第9話 選手登録の空欄を埋めておいてよかったね
7月22日。レース2戦目は新宿区内の一般道からスタートし、新宿区内のビル間の所定のルートを経由して、首都高速上に設置したゴールを目指す。2戦目はサイドカーを付け、人を乗せたが、江戸前レーシングチームにトラブルが生じていた。
若手メンバーの扇谷が係長に報告をした。
「大変です。山内と犬掛が来ません」
「どうして?」
「昨日、LINE上で喧嘩したみたいです。結果的に二人ともグループチャットから退会しました」
「なにやってるんですか?こんなときに・・・パイロットはDOKAN君だとして、これだとサイドカーに乗る人がいないじゃないですか」
その場にいる全員でメンバー表を見返した。DOKAN,山内、犬掛と飯塚の4名が記載されていた。ちなみに、『飯塚』とは係長の事である。その場にいある全員が、メンバー表に係長の名前が記載されていることに気づいた。全員の視線が係長に注がれていた。
「困りましたね。これだとサイドカーに乗れる人がいないですね・・・」
再び、全員の視線が係長に集まっていた。係長はこのことにようやく気付いた。一瞬にして顔がこわばった。
「え、わたしですか?」
DOKANが満身の笑みを浮かべながら係長の肩をたたいた。
「『係長』って人はあなただけでしょう?いきましょう。さ、サイドカーに乗って」
「あわわわ、私としたことが余計なことをしてしまいました」
係長はサイドカーに乗せられた。スタートの号砲音とともに、全チームが出走していった。
スタートして約10秒後、勝田が独り言を口にした。
「係長大丈夫かなあ・・・」
その勝田の様子に紗良が気づいた。
「わたし、心配だから見に行きますね」
紗良は自転車にまたがって、ホバーバイクを追いかけた。
「ああ、気を付けていってくるんだよ」
各機体はビル街に設けられたコースを飛行する。コースには多数のカーブが設けられていた。紗良は、その集団のたどり着く先を予測して直線に移動する。そうしれば、先頭を先回りして、どこかで出会える可能性があった。

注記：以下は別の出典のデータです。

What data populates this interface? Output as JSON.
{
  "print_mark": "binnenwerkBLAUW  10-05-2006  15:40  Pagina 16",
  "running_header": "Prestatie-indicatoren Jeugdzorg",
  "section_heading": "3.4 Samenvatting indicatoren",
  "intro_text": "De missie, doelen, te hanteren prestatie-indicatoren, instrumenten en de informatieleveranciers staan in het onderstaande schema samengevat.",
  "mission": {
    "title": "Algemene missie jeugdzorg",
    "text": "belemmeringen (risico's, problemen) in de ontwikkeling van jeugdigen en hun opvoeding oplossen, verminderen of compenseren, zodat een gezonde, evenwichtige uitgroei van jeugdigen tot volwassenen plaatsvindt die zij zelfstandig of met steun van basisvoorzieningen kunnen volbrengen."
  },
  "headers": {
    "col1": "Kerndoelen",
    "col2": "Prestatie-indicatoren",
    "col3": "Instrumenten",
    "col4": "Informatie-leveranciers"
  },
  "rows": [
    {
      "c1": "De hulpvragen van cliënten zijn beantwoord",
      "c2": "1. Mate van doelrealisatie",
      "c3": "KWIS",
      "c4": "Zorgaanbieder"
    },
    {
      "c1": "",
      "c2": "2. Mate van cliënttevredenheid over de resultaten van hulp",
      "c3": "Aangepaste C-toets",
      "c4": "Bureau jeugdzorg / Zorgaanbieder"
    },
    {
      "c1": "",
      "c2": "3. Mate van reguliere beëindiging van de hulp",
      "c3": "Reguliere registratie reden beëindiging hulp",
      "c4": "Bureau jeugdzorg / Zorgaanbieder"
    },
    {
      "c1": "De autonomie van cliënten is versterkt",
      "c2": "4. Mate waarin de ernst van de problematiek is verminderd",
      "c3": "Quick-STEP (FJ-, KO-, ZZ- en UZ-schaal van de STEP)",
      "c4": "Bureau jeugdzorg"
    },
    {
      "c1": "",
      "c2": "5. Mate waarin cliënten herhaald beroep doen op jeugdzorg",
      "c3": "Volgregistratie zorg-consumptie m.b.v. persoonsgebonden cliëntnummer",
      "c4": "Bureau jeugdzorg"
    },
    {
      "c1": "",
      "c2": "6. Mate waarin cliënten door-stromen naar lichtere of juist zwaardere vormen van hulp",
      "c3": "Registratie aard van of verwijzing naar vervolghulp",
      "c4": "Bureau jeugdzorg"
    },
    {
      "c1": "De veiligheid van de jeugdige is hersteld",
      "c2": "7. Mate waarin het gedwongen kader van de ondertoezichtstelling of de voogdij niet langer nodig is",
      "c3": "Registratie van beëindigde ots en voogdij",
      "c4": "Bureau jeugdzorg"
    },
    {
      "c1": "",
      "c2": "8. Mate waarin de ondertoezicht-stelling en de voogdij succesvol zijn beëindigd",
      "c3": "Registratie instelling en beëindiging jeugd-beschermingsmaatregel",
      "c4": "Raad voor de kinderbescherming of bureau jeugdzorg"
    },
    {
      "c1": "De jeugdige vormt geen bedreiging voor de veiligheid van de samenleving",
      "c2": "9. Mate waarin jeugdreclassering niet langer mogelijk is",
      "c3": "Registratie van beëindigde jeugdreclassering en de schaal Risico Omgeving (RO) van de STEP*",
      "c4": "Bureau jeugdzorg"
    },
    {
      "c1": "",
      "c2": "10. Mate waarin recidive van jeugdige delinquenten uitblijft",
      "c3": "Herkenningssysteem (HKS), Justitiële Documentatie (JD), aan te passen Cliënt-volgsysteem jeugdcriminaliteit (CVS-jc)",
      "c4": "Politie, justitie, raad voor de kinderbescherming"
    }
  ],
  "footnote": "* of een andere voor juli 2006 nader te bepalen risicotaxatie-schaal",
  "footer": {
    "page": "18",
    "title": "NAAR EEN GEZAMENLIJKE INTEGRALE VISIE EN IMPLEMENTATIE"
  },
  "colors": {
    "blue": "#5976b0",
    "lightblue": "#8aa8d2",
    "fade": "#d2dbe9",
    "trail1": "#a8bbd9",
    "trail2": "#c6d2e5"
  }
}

中間地点をトップで通過したのは桜島レーシングだった。二位はメグロスカイビークルとの差は僅差。その後を5秒遅れて江戸前レーシングが三位であった。
サイドカーの選手はただ運ばれているだけではない。カーブに差し掛かれば体重移動をさせる。これによりコーナリングをサポートするのである。江戸前レーシングの不利は明らかであった。急遽、搭乗することになった係長は体重移動など知らないからである。三位のDOKANの背後に四位のイエローバタフライが迫っていた。
「くそ。このままだと追いつかれる」
DOKANはスロットルを操作しながら、必死にコーナリングしていった。
紗良はようやく先頭集団の前に回り込むことができた。そこは新宿副都心の摩天楼から強いビル風が吹き降ろす場所であった。不規則に吹き下ろす強風が、水平に広がる各機体のローターを激しく揺さぶった。
「うおおおおお」
DOKANもまた、必死に揺れを制動していた。